Ok dann wäre so ein BIOS Flash auf jeden Fall mal eine Überlegung wert. Auf der Gigabyte Homepage heißt es ja die G1 Karten hätten ein DualBios, bei meinen bisherigen Karten mit DualBios war allerdings immer ein Schalter auf der Karte eingebaut. Wie ist das hier? Hat die Karte wirklich ein DualBios?


----------



## GamingWiidesire (16. Dezember 2014)

*AW: Gigabyte GTX 970 G1 Gaming übertakten*

@ Ich habe mittlerweile wieder ein anderes Bios geflasht. Mit 1,312V habe ich zwar 1542 MHz Gamestable geschafft, allerdings war sie nach längeren Spielen circa 5 Grad wärmer, die Lüfter etwas lauter und die tatsächlichen Leistungszuwächse sind jetzt nicht so viel. Aufgrunddessen und wegen der eventuell kürzeren Lebenszeit, ist mein Bios nun wiefolgt:

Standardspannung 1,212V (ist stabil, nur bei 1,26V eingestellt schwankt die Spannung)
 ~1475 MHz Gamestable (genauen Takt weiß ich grad nicht ob 1471 oder 1474)
975 RPM im Idle
Maximal 2100 RPM bei 80 Grad, dazwischen variable RPM



coco1811 schrieb:


> Ok dann wäre so ein BIOS Flash auf jeden Fall mal eine Überlegung wert. Auf der Gigabyte Homepage heißt es ja die G1 Karten hätten ein DualBios, bei meinen bisherigen Karten mit DualBios war allerdings immer ein Schalter auf der Karte eingebaut. Wie ist das hier? Hat die Karte wirklich ein DualBios?

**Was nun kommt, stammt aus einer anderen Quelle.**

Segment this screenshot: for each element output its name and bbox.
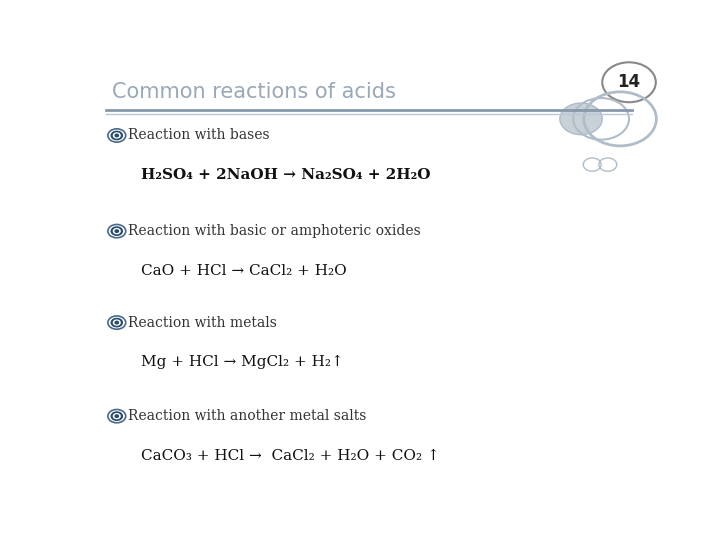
Circle shape — [115, 415, 119, 417]
Circle shape — [111, 227, 122, 235]
Circle shape — [115, 134, 119, 137]
Circle shape — [114, 133, 120, 138]
Text: 14: 14 — [618, 73, 641, 91]
Text: CaO + HCl → CaCl₂ + H₂O: CaO + HCl → CaCl₂ + H₂O — [141, 264, 347, 278]
Circle shape — [114, 228, 120, 234]
Circle shape — [111, 131, 122, 140]
Text: Reaction with basic or amphoteric oxides: Reaction with basic or amphoteric oxides — [128, 224, 420, 238]
Circle shape — [111, 319, 122, 327]
Circle shape — [115, 230, 119, 232]
Circle shape — [115, 321, 119, 324]
Text: H₂SO₄ + 2NaOH → Na₂SO₄ + 2H₂O: H₂SO₄ + 2NaOH → Na₂SO₄ + 2H₂O — [141, 168, 431, 182]
Text: Reaction with bases: Reaction with bases — [128, 129, 269, 143]
Circle shape — [114, 320, 120, 325]
Text: Reaction with metals: Reaction with metals — [128, 315, 276, 329]
Text: Mg + HCl → MgCl₂ + H₂↑: Mg + HCl → MgCl₂ + H₂↑ — [141, 355, 344, 369]
Circle shape — [111, 412, 122, 420]
Circle shape — [114, 414, 120, 418]
Text: Reaction with another metal salts: Reaction with another metal salts — [128, 409, 366, 423]
Circle shape — [560, 103, 602, 134]
Text: CaCO₃ + HCl →  CaCl₂ + H₂O + CO₂ ↑: CaCO₃ + HCl → CaCl₂ + H₂O + CO₂ ↑ — [141, 449, 440, 463]
Text: Common reactions of acids: Common reactions of acids — [112, 82, 396, 102]
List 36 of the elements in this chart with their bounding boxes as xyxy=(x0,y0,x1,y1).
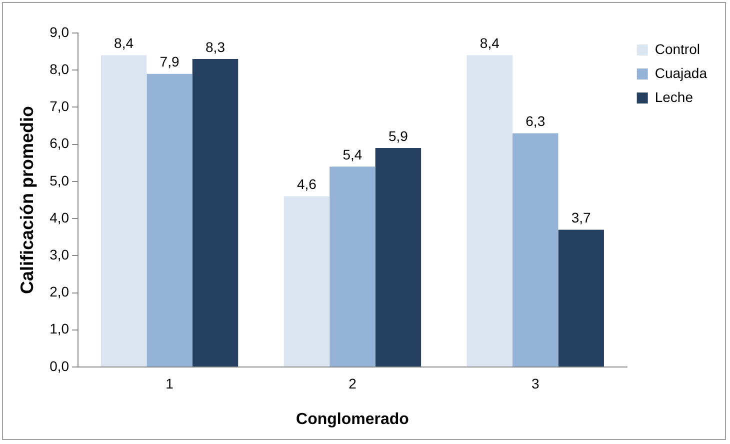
data-label: 8,3 xyxy=(206,38,226,55)
bar xyxy=(100,55,147,366)
legend-label: Control xyxy=(654,40,700,57)
data-label: 5,9 xyxy=(388,128,408,144)
y-tick-label: 3,0 xyxy=(50,246,70,263)
bar xyxy=(330,166,376,366)
bar xyxy=(375,148,422,366)
y-tick-label: 2,0 xyxy=(50,284,70,300)
y-axis-title: Calificación promedio xyxy=(16,106,37,294)
x-tick-label: 2 xyxy=(348,375,357,392)
data-label: 8,4 xyxy=(114,35,134,52)
bar xyxy=(558,230,604,366)
bar xyxy=(512,133,558,366)
y-tick-label: 5,0 xyxy=(50,172,70,188)
x-axis-title: Conglomerado xyxy=(296,410,410,428)
legend-label: Cuajada xyxy=(654,64,708,81)
legend-label: Leche xyxy=(654,88,694,105)
y-tick-label: 9,0 xyxy=(50,24,70,40)
y-tick-label: 7,0 xyxy=(50,98,70,114)
data-label: 4,6 xyxy=(296,176,317,192)
bar xyxy=(192,58,238,366)
y-tick-label: 8,0 xyxy=(50,60,70,77)
bar xyxy=(146,74,192,366)
data-label: 6,3 xyxy=(526,113,546,130)
data-label: 5,4 xyxy=(342,146,362,162)
y-tick-label: 4,0 xyxy=(50,209,70,226)
x-tick-label: 1 xyxy=(166,375,174,392)
y-tick-label: 0,0 xyxy=(50,358,70,374)
bar xyxy=(284,196,330,366)
x-tick-label: 3 xyxy=(531,375,540,392)
y-tick-label: 6,0 xyxy=(50,135,70,152)
data-label: 3,7 xyxy=(571,210,592,226)
data-label: 7,9 xyxy=(160,54,180,70)
data-label: 8,4 xyxy=(480,35,500,52)
y-tick-label: 1,0 xyxy=(50,320,70,337)
bar xyxy=(466,55,513,366)
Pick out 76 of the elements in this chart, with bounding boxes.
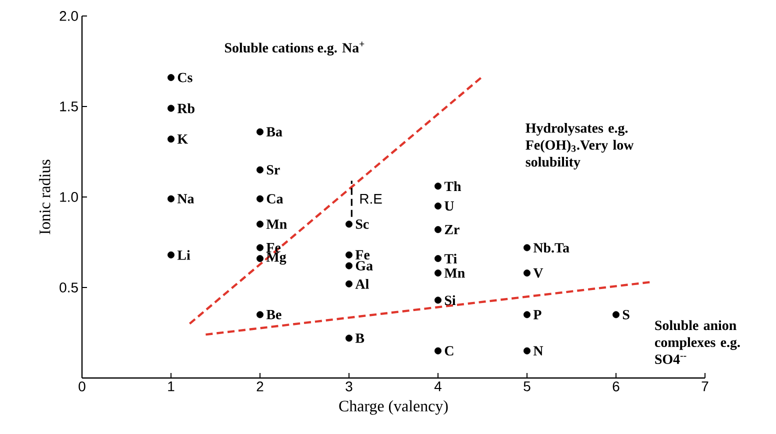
point: [434, 347, 442, 354]
annotation: Mn: [266, 220, 287, 229]
annotation: Zr: [444, 225, 460, 234]
point: [168, 104, 174, 112]
point: [346, 251, 352, 258]
x-tick-label: 4: [434, 382, 442, 392]
x-axis-title: Charge (valency): [339, 400, 448, 415]
annotation: Al: [355, 279, 369, 289]
point: [256, 244, 264, 252]
annotation: Na: [177, 194, 194, 204]
annotation: Si: [444, 295, 456, 306]
point: [524, 244, 530, 252]
annotation: P: [533, 310, 542, 320]
annotation: Be: [266, 310, 282, 320]
annotation: Nb.Ta: [533, 242, 570, 253]
annotation: R.E: [360, 194, 382, 204]
annotation: Ti: [444, 254, 457, 264]
annotation: Hydrolysates e.g. Fe(OH)$_{3}$.Very low solubility: [526, 122, 634, 170]
annotation: B: [355, 334, 364, 343]
point: [434, 270, 442, 277]
point: [346, 262, 352, 270]
x-tick-label: 3: [346, 382, 352, 392]
point: [524, 311, 530, 318]
point: [434, 182, 442, 190]
point: [168, 251, 174, 258]
annotation: Ba: [266, 127, 282, 136]
point: [256, 255, 264, 262]
point: [346, 280, 352, 288]
annotation: Th: [444, 181, 462, 191]
point: [256, 166, 264, 174]
annotation: Ca: [266, 194, 284, 204]
point: [612, 311, 620, 318]
annotation: Mn: [444, 268, 465, 278]
point: [524, 270, 530, 277]
x-tick-label: 5: [524, 382, 530, 392]
point: [346, 334, 352, 342]
x-tick-label: 6: [612, 382, 620, 392]
annotation: Fe: [266, 243, 281, 252]
annotation: Ga: [356, 261, 373, 270]
point: [434, 202, 442, 210]
point: [256, 311, 264, 318]
point: [524, 347, 530, 354]
annotation: Cs: [178, 72, 192, 82]
annotation: Mg: [266, 252, 286, 265]
point: [434, 255, 442, 262]
x-tick-label: 0: [78, 382, 86, 392]
y-tick-label: 1.0: [60, 192, 78, 202]
point: [346, 220, 352, 228]
point: [168, 195, 174, 202]
annotation: K: [177, 134, 188, 144]
annotation: Fe: [355, 250, 370, 260]
annotation: C: [444, 346, 454, 356]
annotation: Rb: [177, 103, 194, 114]
point: [256, 220, 264, 228]
annotation: Sc: [356, 219, 369, 229]
annotation: V: [533, 268, 544, 278]
point: [256, 128, 264, 136]
x-tick-label: 1: [168, 382, 174, 392]
point: [168, 136, 174, 143]
y-tick-label: 1.5: [60, 102, 78, 112]
annotation: Soluble cations e.g. Na$^{+}$: [225, 42, 364, 56]
annotation: Sr: [266, 165, 280, 175]
x-tick-label: 7: [702, 382, 708, 392]
y-tick-label: 0.5: [60, 282, 78, 292]
point: [168, 74, 174, 82]
y-axis-title: Ionic radius: [39, 160, 50, 234]
annotation: Li: [177, 250, 190, 260]
annotation: U: [444, 201, 454, 211]
annotation: Soluble anion complexes e.g. SO4$^{--}$: [654, 320, 740, 364]
point: [434, 226, 442, 234]
annotation: N: [533, 346, 544, 356]
point: [434, 296, 442, 304]
x-tick-label: 2: [256, 382, 264, 392]
point: [256, 195, 264, 202]
annotation: S: [622, 310, 630, 320]
y-tick-label: 2.0: [60, 11, 78, 21]
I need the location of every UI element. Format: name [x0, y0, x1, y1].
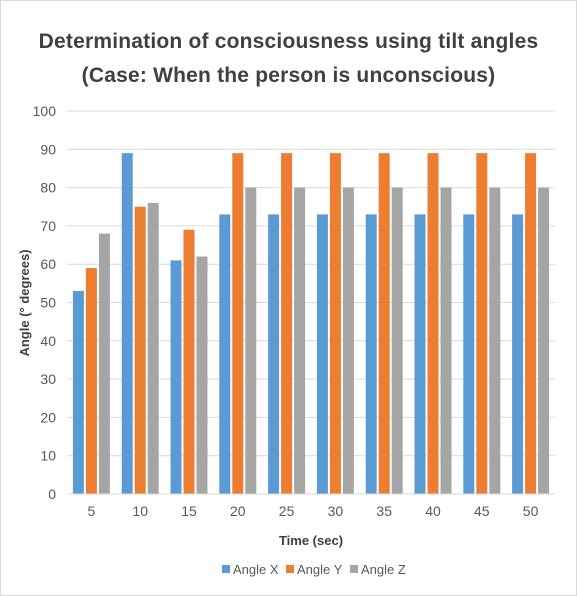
bar-angle-z — [98, 233, 110, 494]
x-tick-label: 50 — [523, 503, 539, 519]
bar-angle-y — [476, 153, 488, 494]
x-tick-label: 20 — [230, 503, 246, 519]
bar-angle-x — [365, 214, 377, 494]
x-tick-label: 10 — [132, 503, 148, 519]
x-tick-label: 35 — [376, 503, 392, 519]
y-tick-label: 40 — [40, 333, 56, 349]
legend-swatch — [350, 565, 358, 573]
y-axis-ticks: 0 10 20 30 40 50 60 70 80 90 100 — [33, 103, 57, 502]
bar-angle-z — [196, 256, 208, 494]
x-tick-label: 40 — [425, 503, 441, 519]
bar-angle-x — [72, 291, 84, 494]
bar-angle-z — [391, 187, 403, 494]
bar-angle-x — [512, 214, 524, 494]
bar-angle-z — [147, 202, 159, 495]
y-tick-label: 60 — [40, 256, 56, 272]
legend-item: Angle Y — [286, 562, 343, 577]
chart-title: Determination of consciousness using til… — [38, 30, 539, 53]
bar-angle-y — [427, 153, 439, 494]
x-axis-title: Time (sec) — [279, 533, 343, 548]
y-tick-label: 100 — [33, 103, 57, 119]
bar-angle-y — [232, 153, 244, 494]
bar-angle-y — [85, 268, 97, 494]
bar-angle-x — [414, 214, 426, 494]
bar-angle-z — [294, 187, 306, 494]
legend: Angle X Angle Y Angle Z — [222, 562, 406, 577]
legend-label: Angle Z — [361, 562, 406, 577]
chart-subtitle: (Case: When the person is unconscious) — [81, 64, 496, 87]
x-tick-label: 45 — [474, 503, 490, 519]
bar-angle-y — [183, 229, 195, 495]
x-axis-ticks: 5 10 15 20 25 30 35 40 45 50 — [88, 503, 539, 519]
bar-angle-y — [329, 153, 341, 494]
bars — [72, 153, 550, 495]
bar-angle-x — [463, 214, 475, 494]
bar-angle-x — [121, 153, 133, 494]
y-tick-label: 50 — [40, 295, 56, 311]
bar-angle-z — [342, 187, 354, 494]
x-tick-label: 5 — [88, 503, 96, 519]
x-tick-label: 25 — [279, 503, 295, 519]
x-tick-label: 30 — [328, 503, 344, 519]
x-tick-label: 15 — [181, 503, 197, 519]
bar-angle-x — [268, 214, 280, 494]
y-tick-label: 80 — [40, 180, 56, 196]
y-tick-label: 20 — [40, 409, 56, 425]
y-axis-title: Angle (° degrees) — [17, 249, 32, 356]
y-tick-label: 70 — [40, 218, 56, 234]
bar-angle-z — [538, 187, 550, 494]
y-tick-label: 0 — [48, 486, 56, 502]
bar-angle-y — [378, 153, 390, 494]
bar-angle-y — [134, 206, 146, 494]
legend-swatch — [286, 565, 294, 573]
bar-angle-x — [316, 214, 328, 494]
bar-angle-z — [489, 187, 501, 494]
bar-angle-z — [245, 187, 257, 494]
bar-angle-y — [281, 153, 293, 494]
legend-item: Angle Z — [350, 562, 406, 577]
y-tick-label: 30 — [40, 371, 56, 387]
y-tick-label: 90 — [40, 141, 56, 157]
legend-label: Angle Y — [297, 562, 343, 577]
bar-angle-y — [525, 153, 537, 494]
bar-angle-x — [170, 260, 182, 494]
legend-swatch — [222, 565, 230, 573]
bar-angle-z — [440, 187, 452, 494]
bar-angle-x — [219, 214, 231, 494]
legend-item: Angle X — [222, 562, 279, 577]
legend-label: Angle X — [233, 562, 279, 577]
y-tick-label: 10 — [40, 448, 56, 464]
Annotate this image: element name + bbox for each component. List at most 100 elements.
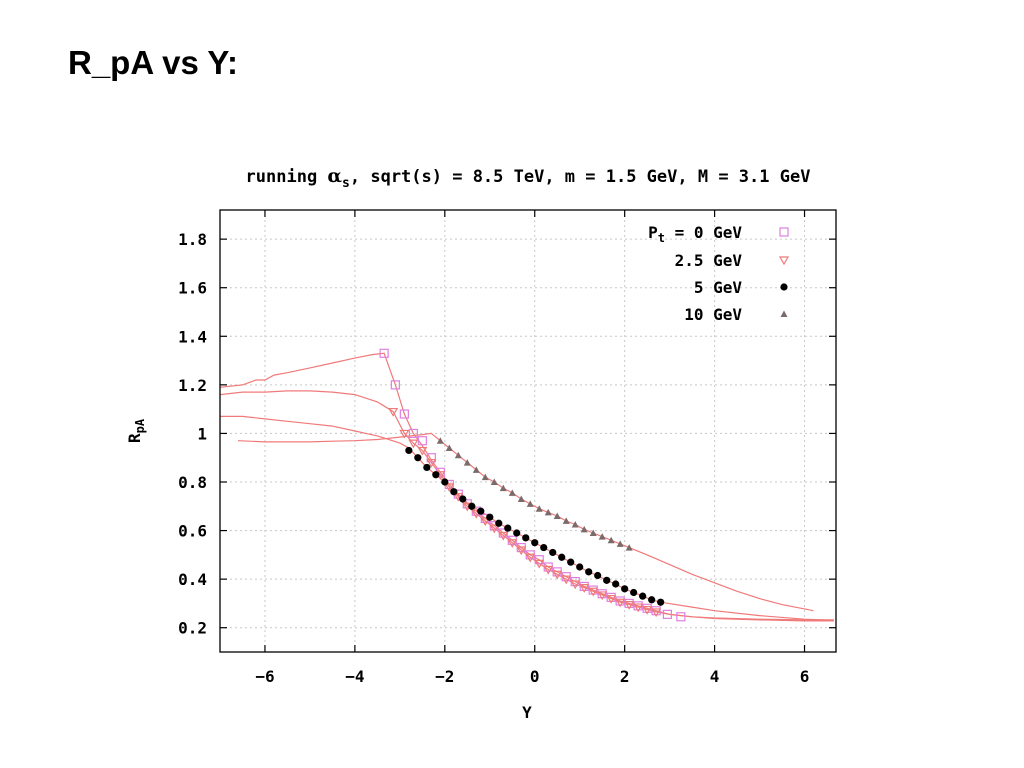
data-point	[606, 592, 616, 602]
data-point	[423, 463, 431, 472]
data-point	[522, 534, 530, 542]
data-point	[630, 588, 638, 597]
y-axis-label: RpA	[125, 418, 147, 443]
data-point	[570, 580, 581, 590]
data-point	[498, 531, 509, 541]
data-point	[432, 471, 440, 479]
data-point	[417, 436, 427, 446]
data-point	[616, 540, 624, 547]
data-point	[579, 581, 589, 592]
data-point	[612, 580, 620, 588]
data-point	[504, 524, 512, 532]
data-point	[508, 489, 516, 496]
data-point	[399, 429, 410, 439]
data-point	[657, 598, 665, 606]
y-tick-label: 0.2	[178, 619, 207, 638]
data-point	[426, 458, 437, 468]
data-point	[388, 407, 399, 417]
legend-label: 2.5 GeV	[675, 251, 743, 270]
data-point	[534, 555, 544, 565]
x-axis-label: Y	[522, 703, 532, 722]
data-point	[543, 565, 554, 575]
data-point	[553, 512, 561, 519]
data-point	[477, 507, 485, 515]
curves	[220, 352, 834, 622]
legend-label: 5 GeV	[694, 278, 743, 297]
data-point	[486, 513, 494, 521]
data-point	[606, 594, 617, 604]
data-point	[642, 605, 653, 615]
data-point	[571, 521, 579, 528]
data-point	[531, 539, 539, 547]
y-tick-label: 0.8	[178, 473, 207, 492]
x-tick-label: −2	[435, 667, 454, 686]
data-point	[676, 612, 686, 622]
data-point	[549, 548, 557, 557]
data-point	[408, 439, 419, 449]
y-tick-label: 0.6	[178, 522, 207, 541]
series-curve-0	[220, 352, 834, 621]
page-title: R_pA vs Y:	[68, 44, 238, 81]
plot-frame	[219, 209, 837, 653]
y-tick-label: 1.2	[178, 376, 207, 395]
data-point	[562, 517, 570, 524]
data-point	[558, 553, 566, 561]
data-point	[379, 348, 389, 358]
data-point	[436, 437, 444, 444]
legend-marker	[779, 227, 789, 237]
data-point	[585, 568, 593, 576]
legend-marker	[780, 283, 788, 291]
grid	[220, 210, 836, 652]
data-point	[540, 543, 548, 552]
data-point	[526, 500, 534, 507]
data-point	[588, 587, 599, 597]
data-point	[567, 558, 575, 566]
data-point	[459, 495, 467, 503]
data-point	[426, 453, 436, 463]
data-point	[625, 544, 633, 551]
series-curve-2	[220, 415, 834, 621]
data-point	[662, 609, 672, 619]
data-point	[639, 592, 647, 600]
data-point	[621, 585, 629, 593]
data-point	[495, 519, 503, 527]
data-point	[589, 529, 597, 536]
data-point	[534, 559, 545, 569]
data-point	[525, 553, 536, 563]
data-point	[472, 466, 480, 473]
data-point	[607, 536, 615, 544]
data-point	[615, 596, 625, 606]
data-point	[624, 601, 635, 610]
data-point	[588, 585, 598, 595]
data-point	[633, 603, 644, 613]
data-point	[552, 570, 563, 580]
legend-marker	[778, 256, 790, 266]
x-tick-label: 2	[620, 667, 630, 686]
data-point	[414, 454, 422, 462]
x-tick-label: 0	[530, 667, 540, 686]
series-curve-1	[220, 390, 834, 622]
data-point	[454, 451, 462, 459]
data-point	[651, 608, 662, 618]
data-point	[445, 444, 453, 451]
data-point	[499, 484, 507, 492]
data-point	[408, 428, 418, 439]
data-points	[379, 348, 686, 622]
data-point	[450, 488, 458, 496]
y-tick-label: 1.6	[178, 279, 207, 298]
data-point	[535, 505, 543, 512]
data-point	[480, 517, 491, 527]
data-point	[417, 446, 428, 456]
data-point	[517, 495, 525, 502]
data-point	[624, 598, 634, 609]
data-point	[603, 576, 611, 584]
data-point	[651, 606, 661, 616]
axis-ticks: −6 −4 −2 0 2 4 6 0.2 0.4 0.6 0.8 1 1.2 1.4 1.6 1.8	[178, 210, 836, 686]
chart-title: running αs, sqrt(s) = 8.5 TeV, m = 1.5 G…	[246, 165, 811, 191]
data-point	[597, 591, 608, 601]
data-point	[561, 575, 572, 585]
data-point	[516, 546, 527, 556]
data-point	[489, 524, 500, 534]
x-tick-label: −6	[255, 667, 274, 686]
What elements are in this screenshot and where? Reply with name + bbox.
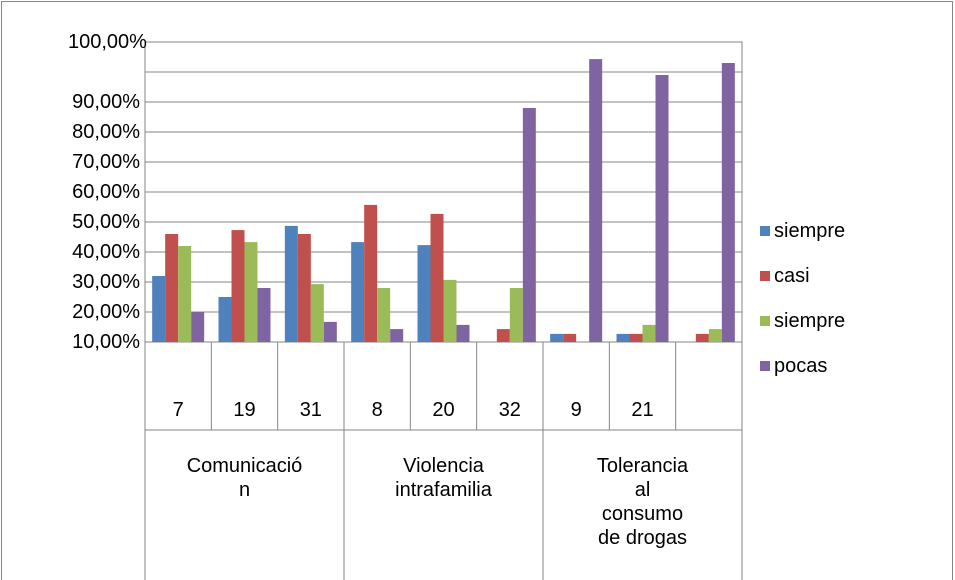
x-tick-label: 20: [432, 399, 455, 421]
x-tick-label: 8: [371, 399, 383, 421]
y-tick-label: 30,00%: [72, 271, 140, 293]
bar: [456, 324, 470, 342]
bar: [191, 312, 205, 342]
x-tick-label: 31: [299, 399, 322, 421]
bar: [443, 279, 457, 342]
bar: [218, 297, 232, 342]
bar: [165, 234, 179, 342]
bar: [364, 204, 378, 342]
bar: [310, 284, 324, 342]
x-tick-label: 21: [631, 399, 654, 421]
legend-swatch: [760, 226, 770, 236]
group-label: Tolerancia al consumo de drogas: [596, 455, 689, 549]
bar: [616, 333, 630, 342]
bar: [655, 75, 669, 342]
y-tick-label: 20,00%: [72, 301, 140, 323]
legend-label: casi: [774, 265, 810, 287]
bar: [708, 329, 722, 342]
legend-swatch: [760, 361, 770, 371]
bar: [417, 245, 431, 342]
legend-label: siempre: [774, 220, 846, 242]
group-label: Violencia intrafamilia: [395, 455, 492, 501]
bar: [642, 324, 656, 342]
bar: [430, 213, 444, 342]
bar: [323, 321, 337, 342]
bar: [695, 333, 709, 342]
y-tick-label: 70,00%: [72, 151, 140, 173]
bar: [629, 333, 643, 342]
bar: [152, 276, 166, 342]
bar: [563, 333, 577, 342]
legend-swatch: [760, 271, 770, 281]
bar: [244, 242, 258, 342]
bar: [178, 246, 192, 342]
bar: [509, 288, 523, 342]
y-tick-label: 90,00%: [72, 91, 140, 113]
bar: [297, 234, 311, 342]
y-tick-label: 10,00%: [72, 331, 140, 353]
y-tick-label: 40,00%: [72, 241, 140, 263]
y-tick-label: 50,00%: [72, 211, 140, 233]
x-tick-label: 19: [233, 399, 256, 421]
bar: [351, 242, 365, 342]
bar: [496, 329, 510, 342]
x-tick-label: 7: [172, 399, 184, 421]
bar: [522, 108, 536, 342]
y-tick-label: 80,00%: [72, 121, 140, 143]
x-tick-label: 9: [570, 399, 582, 421]
y-tick-label: 100,00%: [68, 31, 147, 53]
legend-swatch: [760, 316, 770, 326]
legend-label: pocas: [774, 355, 828, 377]
x-tick-label: 32: [498, 399, 521, 421]
bar: [377, 288, 391, 342]
group-label: Comunicación: [186, 455, 303, 501]
bar: [284, 225, 298, 342]
bar: [589, 59, 603, 342]
bar: [231, 230, 245, 342]
bar: [257, 288, 271, 342]
y-tick-label: 60,00%: [72, 181, 140, 203]
bar: [390, 329, 404, 342]
bar: [721, 63, 735, 342]
bar: [550, 333, 564, 342]
legend-label: siempre: [774, 310, 846, 332]
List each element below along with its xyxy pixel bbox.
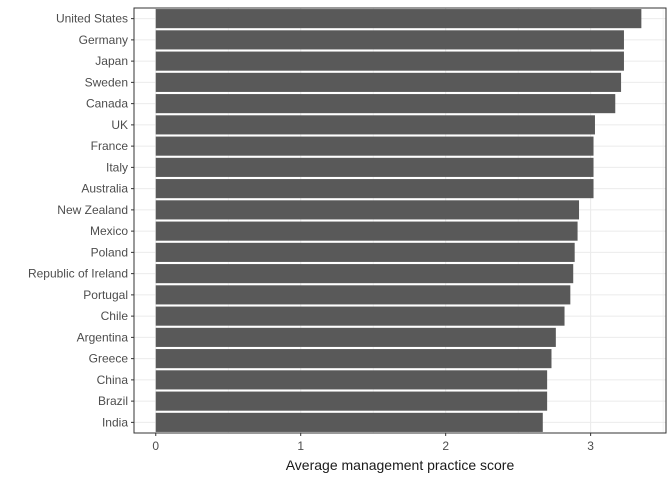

Je nach angesteckten DVI Port hast du ein unterschiedliches Bios bei der G1.


----------



## coco1811 (16. Dezember 2014)

*AW: Gigabyte GTX 970 G1 Gaming übertakten*

Das bedeutet also, dass die Karte kein richtiges DualBios hat ?!

Momentan habe ich mit dem originalen BIOS und Standartspannung 1464/3900 Gamestable, demnach würde sich also ein BIOS Update nicht lohnen wie ich das so sehe..


----------



## GamingWiidesire (17. Dezember 2014)

*AW: Gigabyte GTX 970 G1 Gaming übertakten*

Kommt drauf an, die Lüfter im Idle sind schon unnötig laut. Ich konnte sie leicht aus meinem Gehäuse raushören. Jetzt höre ich garnichts mehr dank Custom BIOS.


----------



## cryon1c (17. Dezember 2014)

*AW: Gigabyte GTX 970 G1 Gaming übertakten*

Hab die Windforce 3X revision 1.1.
Mit der geht +202Mhz auf GPU und +296 auf VRAM ohne die Core Voltage zu bewegen. 112% powerlimit, den Rest habsch ich net angefasst. Ja das ist keine G1 Gaming, aber ich mag die Karte. 
Was interessant ist, das PCB scheint das gleiche zu sein wie bei der G1, auch der LED-Anschluss ist an derselben Stelle, aber natürlich nicht belegt da nix LED vorhanden^_^ 
Mit den Werten schafft sie 65°C max unter Furmark  Burn-In, bei Spielen geht die nicht über 60°, folding@home mit der - max 54°C was schon genial ist. 

Ich hab einige waterblocks für die gefunden und könnte die unter Wasser setzen und alles rauspressen was geht. Aber die ist so kühl und so leise unter Last (54% Lüfterumdrehungen war das höchste was ich sah bis jetzt), das es eigentlich keinen wirklichen Nutzen bringt ausser halt die Hitze aus dem Gehäuse zu schaffen. Ob mir das um die 100€ wert ist.. mal sehen. 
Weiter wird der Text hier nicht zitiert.